What is the AC input voltage?

The load is as stated above, this is for electroplating. mainly small items of jewelry made from aluminium.
with the anodic process, as the layer builds it becomes insulating, so the voltage has to increase to keep the current at the base metal constant. hence the need for CC control. large fluctuations in current need to be kept at a minimum as with small components it can cause issues , obviously as the load size (area) increases, small fluctuations are less problematic. but pulse (ripple ?) is actually beneficial to the process i am playing with other plating practices including cobalt ,chromium and gold as well as electropolishing which are better suited/ require a cv control in small setups like mine hence my original post. so if both ways are possible then thats the way i'de really like to go..
The input voltage is 240v 50hz
I dont know what you mean by output impedance , but load resistance is dictated by the surface area of the component.
i have read up on variac control, and switching from the low voltage side via opto isolators etc. but again theres very little i can find on the net to implement this method.

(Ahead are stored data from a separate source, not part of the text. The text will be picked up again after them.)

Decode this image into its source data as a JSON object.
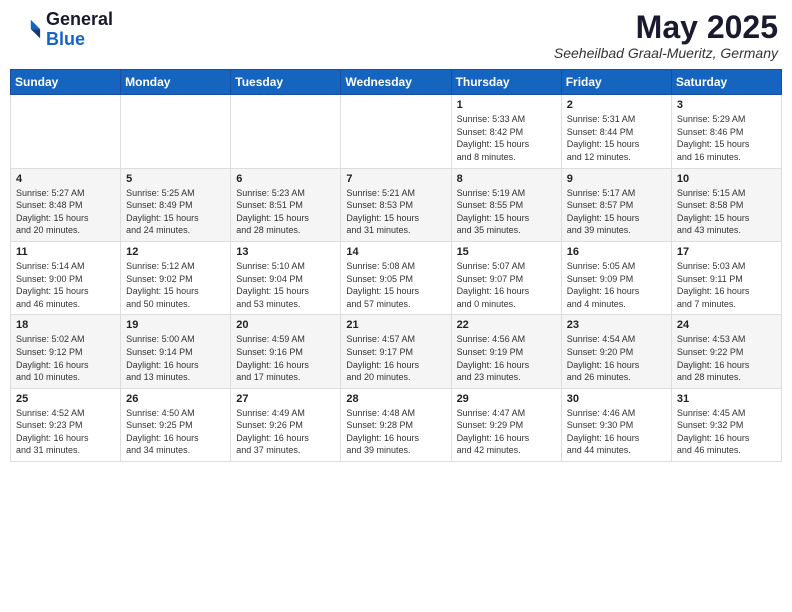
{
  "header": {
    "logo_general": "General",
    "logo_blue": "Blue",
    "month_title": "May 2025",
    "subtitle": "Seeheilbad Graal-Mueritz, Germany"
  },
  "weekdays": [
    "Sunday",
    "Monday",
    "Tuesday",
    "Wednesday",
    "Thursday",
    "Friday",
    "Saturday"
  ],
  "weeks": [
    [
      {
        "day": "",
        "info": ""
      },
      {
        "day": "",
        "info": ""
      },
      {
        "day": "",
        "info": ""
      },
      {
        "day": "",
        "info": ""
      },
      {
        "day": "1",
        "info": "Sunrise: 5:33 AM\nSunset: 8:42 PM\nDaylight: 15 hours\nand 8 minutes."
      },
      {
        "day": "2",
        "info": "Sunrise: 5:31 AM\nSunset: 8:44 PM\nDaylight: 15 hours\nand 12 minutes."
      },
      {
        "day": "3",
        "info": "Sunrise: 5:29 AM\nSunset: 8:46 PM\nDaylight: 15 hours\nand 16 minutes."
      }
    ],
    [
      {
        "day": "4",
        "info": "Sunrise: 5:27 AM\nSunset: 8:48 PM\nDaylight: 15 hours\nand 20 minutes."
      },
      {
        "day": "5",
        "info": "Sunrise: 5:25 AM\nSunset: 8:49 PM\nDaylight: 15 hours\nand 24 minutes."
      },
      {
        "day": "6",
        "info": "Sunrise: 5:23 AM\nSunset: 8:51 PM\nDaylight: 15 hours\nand 28 minutes."
      },
      {
        "day": "7",
        "info": "Sunrise: 5:21 AM\nSunset: 8:53 PM\nDaylight: 15 hours\nand 31 minutes."
      },
      {
        "day": "8",
        "info": "Sunrise: 5:19 AM\nSunset: 8:55 PM\nDaylight: 15 hours\nand 35 minutes."
      },
      {
        "day": "9",
        "info": "Sunrise: 5:17 AM\nSunset: 8:57 PM\nDaylight: 15 hours\nand 39 minutes."
      },
      {
        "day": "10",
        "info": "Sunrise: 5:15 AM\nSunset: 8:58 PM\nDaylight: 15 hours\nand 43 minutes."
      }
    ],
    [
      {
        "day": "11",
        "info": "Sunrise: 5:14 AM\nSunset: 9:00 PM\nDaylight: 15 hours\nand 46 minutes."
      },
      {
        "day": "12",
        "info": "Sunrise: 5:12 AM\nSunset: 9:02 PM\nDaylight: 15 hours\nand 50 minutes."
      },
      {
        "day": "13",
        "info": "Sunrise: 5:10 AM\nSunset: 9:04 PM\nDaylight: 15 hours\nand 53 minutes."
      },
      {
        "day": "14",
        "info": "Sunrise: 5:08 AM\nSunset: 9:05 PM\nDaylight: 15 hours\nand 57 minutes."
      },
      {
        "day": "15",
        "info": "Sunrise: 5:07 AM\nSunset: 9:07 PM\nDaylight: 16 hours\nand 0 minutes."
      },
      {
        "day": "16",
        "info": "Sunrise: 5:05 AM\nSunset: 9:09 PM\nDaylight: 16 hours\nand 4 minutes."
      },
      {
        "day": "17",
        "info": "Sunrise: 5:03 AM\nSunset: 9:11 PM\nDaylight: 16 hours\nand 7 minutes."
      }
    ],
    [
      {
        "day": "18",
        "info": "Sunrise: 5:02 AM\nSunset: 9:12 PM\nDaylight: 16 hours\nand 10 minutes."
      },
      {
        "day": "19",
        "info": "Sunrise: 5:00 AM\nSunset: 9:14 PM\nDaylight: 16 hours\nand 13 minutes."
      },
      {
        "day": "20",
        "info": "Sunrise: 4:59 AM\nSunset: 9:16 PM\nDaylight: 16 hours\nand 17 minutes."
      },
      {
        "day": "21",
        "info": "Sunrise: 4:57 AM\nSunset: 9:17 PM\nDaylight: 16 hours\nand 20 minutes."
      },
      {
        "day": "22",
        "info": "Sunrise: 4:56 AM\nSunset: 9:19 PM\nDaylight: 16 hours\nand 23 minutes."
      },
      {
        "day": "23",
        "info": "Sunrise: 4:54 AM\nSunset: 9:20 PM\nDaylight: 16 hours\nand 26 minutes."
      },
      {
        "day": "24",
        "info": "Sunrise: 4:53 AM\nSunset: 9:22 PM\nDaylight: 16 hours\nand 28 minutes."
      }
    ],
    [
      {
        "day": "25",
        "info": "Sunrise: 4:52 AM\nSunset: 9:23 PM\nDaylight: 16 hours\nand 31 minutes."
      },
      {
        "day": "26",
        "info": "Sunrise: 4:50 AM\nSunset: 9:25 PM\nDaylight: 16 hours\nand 34 minutes."
      },
      {
        "day": "27",
        "info": "Sunrise: 4:49 AM\nSunset: 9:26 PM\nDaylight: 16 hours\nand 37 minutes."
      },
      {
        "day": "28",
        "info": "Sunrise: 4:48 AM\nSunset: 9:28 PM\nDaylight: 16 hours\nand 39 minutes."
      },
      {
        "day": "29",
        "info": "Sunrise: 4:47 AM\nSunset: 9:29 PM\nDaylight: 16 hours\nand 42 minutes."
      },
      {
        "day": "30",
        "info": "Sunrise: 4:46 AM\nSunset: 9:30 PM\nDaylight: 16 hours\nand 44 minutes."
      },
      {
        "day": "31",
        "info": "Sunrise: 4:45 AM\nSunset: 9:32 PM\nDaylight: 16 hours\nand 46 minutes."
      }
    ]
  ]
}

the circuit posted above is for hydrogen production by passing a cc through an electrolyte, same sort of thing that i am doing, heres a link http://www.hhocarfuelcell.com/pwm-circuit/constant-current-pwm.php

It so happens i was speaking to a fiend about this yesterday, and after some rummaging around in his shed he came back with a little metal box that contains the exact circuit above that was for one of his old projects that he never got around to finishing. so over the weekend ii will have a play with a small transformer and see what happens.
I am wondering whether or not a simple 2 diode + scr rectifier set up on the transformer o/p controlled by pwm? instead of the mosfet. and bridge rectifier pic (below).
i envisage current detection is via a shunt resistor in series with the load which should be of the right resistance to allow a meter for readings to be put in parallel with.
you are correct, i have never made a high power supply , is it really that obvious ?

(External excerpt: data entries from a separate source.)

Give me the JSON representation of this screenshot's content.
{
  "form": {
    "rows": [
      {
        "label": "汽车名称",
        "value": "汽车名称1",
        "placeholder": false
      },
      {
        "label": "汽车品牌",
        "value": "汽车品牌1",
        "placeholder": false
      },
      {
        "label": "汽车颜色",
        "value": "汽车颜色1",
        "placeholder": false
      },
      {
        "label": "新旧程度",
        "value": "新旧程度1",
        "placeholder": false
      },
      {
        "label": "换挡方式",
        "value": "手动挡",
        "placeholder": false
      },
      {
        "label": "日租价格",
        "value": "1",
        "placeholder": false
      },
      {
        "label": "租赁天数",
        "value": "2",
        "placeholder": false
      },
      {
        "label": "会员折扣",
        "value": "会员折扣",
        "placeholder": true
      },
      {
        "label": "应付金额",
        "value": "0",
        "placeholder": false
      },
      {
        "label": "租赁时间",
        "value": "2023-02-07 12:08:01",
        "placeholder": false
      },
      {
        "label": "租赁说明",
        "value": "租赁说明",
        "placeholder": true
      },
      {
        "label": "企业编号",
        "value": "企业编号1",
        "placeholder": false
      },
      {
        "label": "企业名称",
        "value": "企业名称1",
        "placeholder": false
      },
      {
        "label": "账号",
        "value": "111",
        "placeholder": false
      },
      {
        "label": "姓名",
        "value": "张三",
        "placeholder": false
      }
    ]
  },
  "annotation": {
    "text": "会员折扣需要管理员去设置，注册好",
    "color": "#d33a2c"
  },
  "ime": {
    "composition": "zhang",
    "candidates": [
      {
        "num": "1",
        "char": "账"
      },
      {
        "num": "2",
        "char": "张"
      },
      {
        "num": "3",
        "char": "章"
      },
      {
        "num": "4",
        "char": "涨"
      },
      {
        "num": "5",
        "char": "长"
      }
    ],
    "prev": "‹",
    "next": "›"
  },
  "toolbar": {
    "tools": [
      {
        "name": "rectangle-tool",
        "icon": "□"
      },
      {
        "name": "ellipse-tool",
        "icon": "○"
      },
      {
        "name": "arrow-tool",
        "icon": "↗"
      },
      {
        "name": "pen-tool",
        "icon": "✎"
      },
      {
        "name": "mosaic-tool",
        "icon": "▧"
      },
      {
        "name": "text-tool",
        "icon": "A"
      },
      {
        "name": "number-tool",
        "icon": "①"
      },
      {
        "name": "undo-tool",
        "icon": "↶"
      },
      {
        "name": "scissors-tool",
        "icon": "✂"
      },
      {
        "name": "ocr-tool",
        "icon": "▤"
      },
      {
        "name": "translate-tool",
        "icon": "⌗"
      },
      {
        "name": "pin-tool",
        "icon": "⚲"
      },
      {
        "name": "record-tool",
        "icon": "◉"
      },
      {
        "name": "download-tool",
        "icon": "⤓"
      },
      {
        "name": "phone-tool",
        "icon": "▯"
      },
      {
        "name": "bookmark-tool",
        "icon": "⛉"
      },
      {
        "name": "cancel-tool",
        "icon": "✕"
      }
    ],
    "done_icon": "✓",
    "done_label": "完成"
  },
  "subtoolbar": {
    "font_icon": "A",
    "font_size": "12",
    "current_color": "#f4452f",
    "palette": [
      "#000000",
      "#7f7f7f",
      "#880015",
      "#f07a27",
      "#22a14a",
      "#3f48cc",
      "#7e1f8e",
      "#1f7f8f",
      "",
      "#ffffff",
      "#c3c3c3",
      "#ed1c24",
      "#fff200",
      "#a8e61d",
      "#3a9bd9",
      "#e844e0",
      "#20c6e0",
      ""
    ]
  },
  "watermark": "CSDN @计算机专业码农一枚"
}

Sarah, you said your plating process likes DC with a bit of AC ripple riding on top. Will the process tolerate high current DC pulses of a low duty cycle. For example, 50 amps at 20% duty giving an average current of 10 amps?

Sarah,

I took a look at the products at American Plating Power. They list several SCR power supplies that are DC with just 8% ripple. So, it looks like pulsed high current DC is not used.

That means that for your SCR controlled power supply a ripple filter is needed. That would consist of following the rectifier with an inductor and a capacitor. The trick here is to make it a closed loop system that does not oscillate with different loads.

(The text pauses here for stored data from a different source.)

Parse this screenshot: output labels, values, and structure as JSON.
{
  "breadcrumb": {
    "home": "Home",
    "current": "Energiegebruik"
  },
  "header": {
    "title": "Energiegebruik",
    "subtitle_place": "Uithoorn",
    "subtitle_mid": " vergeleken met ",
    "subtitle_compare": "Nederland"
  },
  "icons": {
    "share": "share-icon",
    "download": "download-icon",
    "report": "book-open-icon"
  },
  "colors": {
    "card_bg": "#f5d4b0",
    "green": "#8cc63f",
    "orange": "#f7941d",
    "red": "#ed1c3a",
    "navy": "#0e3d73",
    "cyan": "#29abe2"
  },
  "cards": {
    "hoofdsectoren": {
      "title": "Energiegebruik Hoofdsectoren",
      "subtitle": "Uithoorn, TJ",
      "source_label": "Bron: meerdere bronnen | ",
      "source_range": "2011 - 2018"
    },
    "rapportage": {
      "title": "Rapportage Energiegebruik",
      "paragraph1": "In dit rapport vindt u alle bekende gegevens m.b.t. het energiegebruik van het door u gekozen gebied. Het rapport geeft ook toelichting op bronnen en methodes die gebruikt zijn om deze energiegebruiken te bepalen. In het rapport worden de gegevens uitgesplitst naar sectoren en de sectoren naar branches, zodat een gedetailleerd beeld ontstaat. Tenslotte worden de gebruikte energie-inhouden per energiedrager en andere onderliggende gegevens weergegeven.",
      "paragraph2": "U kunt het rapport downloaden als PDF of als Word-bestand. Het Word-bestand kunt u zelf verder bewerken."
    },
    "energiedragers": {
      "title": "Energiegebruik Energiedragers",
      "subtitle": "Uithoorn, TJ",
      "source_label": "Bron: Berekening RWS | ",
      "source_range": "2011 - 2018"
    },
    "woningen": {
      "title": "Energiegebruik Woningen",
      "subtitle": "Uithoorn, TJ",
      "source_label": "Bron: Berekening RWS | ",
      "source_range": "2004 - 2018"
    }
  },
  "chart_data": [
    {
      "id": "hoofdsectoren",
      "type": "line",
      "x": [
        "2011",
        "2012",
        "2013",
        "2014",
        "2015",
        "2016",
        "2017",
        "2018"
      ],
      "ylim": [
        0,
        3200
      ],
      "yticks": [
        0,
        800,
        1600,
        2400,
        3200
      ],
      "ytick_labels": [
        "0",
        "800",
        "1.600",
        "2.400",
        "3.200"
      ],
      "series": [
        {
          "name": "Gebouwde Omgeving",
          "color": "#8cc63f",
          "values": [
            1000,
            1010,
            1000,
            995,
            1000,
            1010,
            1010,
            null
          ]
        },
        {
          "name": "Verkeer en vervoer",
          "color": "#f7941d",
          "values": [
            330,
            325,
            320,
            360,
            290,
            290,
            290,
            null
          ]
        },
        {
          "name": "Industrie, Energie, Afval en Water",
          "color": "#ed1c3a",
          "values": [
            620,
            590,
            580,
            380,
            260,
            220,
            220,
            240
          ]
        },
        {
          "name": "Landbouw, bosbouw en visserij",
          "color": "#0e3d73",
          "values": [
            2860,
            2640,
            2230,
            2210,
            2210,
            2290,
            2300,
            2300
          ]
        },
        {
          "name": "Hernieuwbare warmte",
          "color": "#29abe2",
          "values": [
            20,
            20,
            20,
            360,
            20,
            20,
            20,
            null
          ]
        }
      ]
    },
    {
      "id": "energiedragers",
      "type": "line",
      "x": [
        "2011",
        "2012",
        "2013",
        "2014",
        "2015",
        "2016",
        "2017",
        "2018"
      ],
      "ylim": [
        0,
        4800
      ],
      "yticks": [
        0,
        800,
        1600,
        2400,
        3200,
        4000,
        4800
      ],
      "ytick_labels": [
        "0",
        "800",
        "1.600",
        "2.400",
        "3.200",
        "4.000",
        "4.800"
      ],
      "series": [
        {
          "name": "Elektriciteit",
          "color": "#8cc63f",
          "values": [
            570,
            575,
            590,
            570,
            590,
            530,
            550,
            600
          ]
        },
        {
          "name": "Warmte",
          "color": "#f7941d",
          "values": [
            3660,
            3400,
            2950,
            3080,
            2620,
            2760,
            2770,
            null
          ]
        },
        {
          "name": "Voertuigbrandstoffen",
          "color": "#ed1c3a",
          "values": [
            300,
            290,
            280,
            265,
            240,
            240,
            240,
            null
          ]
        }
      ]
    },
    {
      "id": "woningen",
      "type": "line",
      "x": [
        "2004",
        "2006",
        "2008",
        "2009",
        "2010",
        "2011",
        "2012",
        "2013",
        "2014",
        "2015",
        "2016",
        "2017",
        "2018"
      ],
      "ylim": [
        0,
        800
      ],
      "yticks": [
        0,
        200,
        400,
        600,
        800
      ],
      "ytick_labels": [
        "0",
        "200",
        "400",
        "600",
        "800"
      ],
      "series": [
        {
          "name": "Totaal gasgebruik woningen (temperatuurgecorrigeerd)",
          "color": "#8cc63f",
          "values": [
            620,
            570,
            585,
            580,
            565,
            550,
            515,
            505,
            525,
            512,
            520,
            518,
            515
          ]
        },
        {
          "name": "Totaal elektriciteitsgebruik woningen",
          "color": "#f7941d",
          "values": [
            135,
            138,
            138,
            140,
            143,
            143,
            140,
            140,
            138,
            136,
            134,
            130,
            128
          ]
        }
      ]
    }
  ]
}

Have you got an oscilloscope and time to get it working?

i dont own scope, but i should be able to borrow one. as for time,i could do with sorting something out asap as my digimess has packed up again !! the current tracking is all over the place

please forgive me for asking so many stupid questions, but by asking, i can build up a bigger picture in my mind as to what can and cant be done in real terms. this not only relates to this topic, but to my general understanding of electronic theory. so i thank you all for your patience and input.
so my next dumb question. a triac based "dimmer" on the primary of a transformer wont work, this much ive established (except on some electric welders ) would the same approach work on the ac from the secondary pre rectifier ? as then the load will be resistive ? i havent found any reference to this being implemented, so theres obviously a reason why not, any suggestions ?
Edited and added
Also all of the triac circuits ive found work from 120v. is there any reason they cant be used at lower voltages ? or is this because they aare usually used in line main situations ?
ive since found this http://www.littelfuse.com/data/en/Application_Notes/AN1003.pdf page 6.
by my thinking (dangerous i know) if said idea works at 35v, the diac could be replaced with an opto-coupler (opto-diac) and then a simple voltage and current sensing circuit on the output could trigger the triac ????